AwayPhone has what seems like a good solution if you are going to travel to a bunch of different countries. It only works for home phones from the USA, UK/Ireland and Canada at the moment, but from there you can roam pretty much anywhere, including Australia and NZ.
The Register has a good review. It is not perfect, but better it seems than using multiple phones. As I currently have, err, several* phones, I certainly understand the attraction.
Basically you make a call, which gets dropped, and then you get called back by a voip service. The voip service connects through to the other caller. You have a local number in the away country, so local callers do not have to dial your home country, but can still be called on your home number.
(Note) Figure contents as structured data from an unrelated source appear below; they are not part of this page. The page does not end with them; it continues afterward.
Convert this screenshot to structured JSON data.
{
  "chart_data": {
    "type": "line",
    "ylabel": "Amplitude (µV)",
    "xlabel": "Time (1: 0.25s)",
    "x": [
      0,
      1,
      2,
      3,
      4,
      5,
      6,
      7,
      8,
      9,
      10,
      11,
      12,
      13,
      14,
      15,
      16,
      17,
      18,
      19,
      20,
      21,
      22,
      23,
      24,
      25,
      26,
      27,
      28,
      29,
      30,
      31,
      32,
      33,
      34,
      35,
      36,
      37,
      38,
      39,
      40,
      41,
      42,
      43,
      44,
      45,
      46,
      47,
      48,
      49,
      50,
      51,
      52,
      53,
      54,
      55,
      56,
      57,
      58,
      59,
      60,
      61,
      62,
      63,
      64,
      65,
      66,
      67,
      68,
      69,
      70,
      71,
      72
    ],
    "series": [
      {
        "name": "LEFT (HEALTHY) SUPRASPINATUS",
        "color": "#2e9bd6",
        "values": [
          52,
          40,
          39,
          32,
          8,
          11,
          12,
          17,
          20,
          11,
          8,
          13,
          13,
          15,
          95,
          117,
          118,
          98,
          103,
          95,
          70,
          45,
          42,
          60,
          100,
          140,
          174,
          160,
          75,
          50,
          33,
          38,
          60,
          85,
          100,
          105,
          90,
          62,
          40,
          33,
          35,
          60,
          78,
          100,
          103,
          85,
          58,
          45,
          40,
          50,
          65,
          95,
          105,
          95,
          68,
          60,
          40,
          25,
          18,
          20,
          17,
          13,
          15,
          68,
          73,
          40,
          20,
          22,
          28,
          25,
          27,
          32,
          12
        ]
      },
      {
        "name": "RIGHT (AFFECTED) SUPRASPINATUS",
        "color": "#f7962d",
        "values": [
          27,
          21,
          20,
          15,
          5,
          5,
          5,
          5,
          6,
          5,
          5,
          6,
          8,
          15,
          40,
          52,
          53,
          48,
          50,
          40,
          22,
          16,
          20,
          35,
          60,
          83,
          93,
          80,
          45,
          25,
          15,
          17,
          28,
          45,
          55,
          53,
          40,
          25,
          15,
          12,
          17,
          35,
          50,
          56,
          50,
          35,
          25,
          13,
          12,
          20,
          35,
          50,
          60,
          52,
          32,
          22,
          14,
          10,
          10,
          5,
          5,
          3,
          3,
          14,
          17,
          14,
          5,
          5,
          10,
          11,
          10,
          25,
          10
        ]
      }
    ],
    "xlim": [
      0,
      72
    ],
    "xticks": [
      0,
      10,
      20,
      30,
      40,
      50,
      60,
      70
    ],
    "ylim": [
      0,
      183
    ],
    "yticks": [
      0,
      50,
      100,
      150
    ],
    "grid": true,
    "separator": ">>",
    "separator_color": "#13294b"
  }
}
It also works with SMS, but not, alas, data. So, until this arrives here in better form, with data and local access, I’ll stick to my multiple phone strategy:
*Right now I have:
a NZ phone (Nokia 9500 communicator)
an Australian phone (an indestructible Nokia that gets vibrated harshly on my Austrian motorbike)
a US phone (cheap pre-pay locked Nokia, purchased from Wal*Mart for about $50. This is the cheapest way to make calls in the US)
a South African phone. Another cheapo Nokia. Somewhere.
and the new Nokia E90 Communicator, which is being delivered to me this week sometime. It does pretty much everything, ad will replace the 9500, which is pretty much destroyed by now.
And yes, I trust there will be an iPhone in my future, once the dust settles from the unlocking adventures, and once it is high speed (ie. European).
I’m pretty convinced that a two phone strategy is best – e.g. a local phone (Australia right now) and a home phone. That let’s the locals call you without paying over the odds, and of course makes it cheaper to call them. When I travel through several countries on a trip then I try to get sim cards (or locked phones) for each one. I’d really love a phone with multi-sim card capability.
I also like the strategy of a bunch of people that I hung with in the Philippines 2 years back – one work phone (often the 9500/E90) and one personal phone (something fun). You can turn the work phone off in the evenings.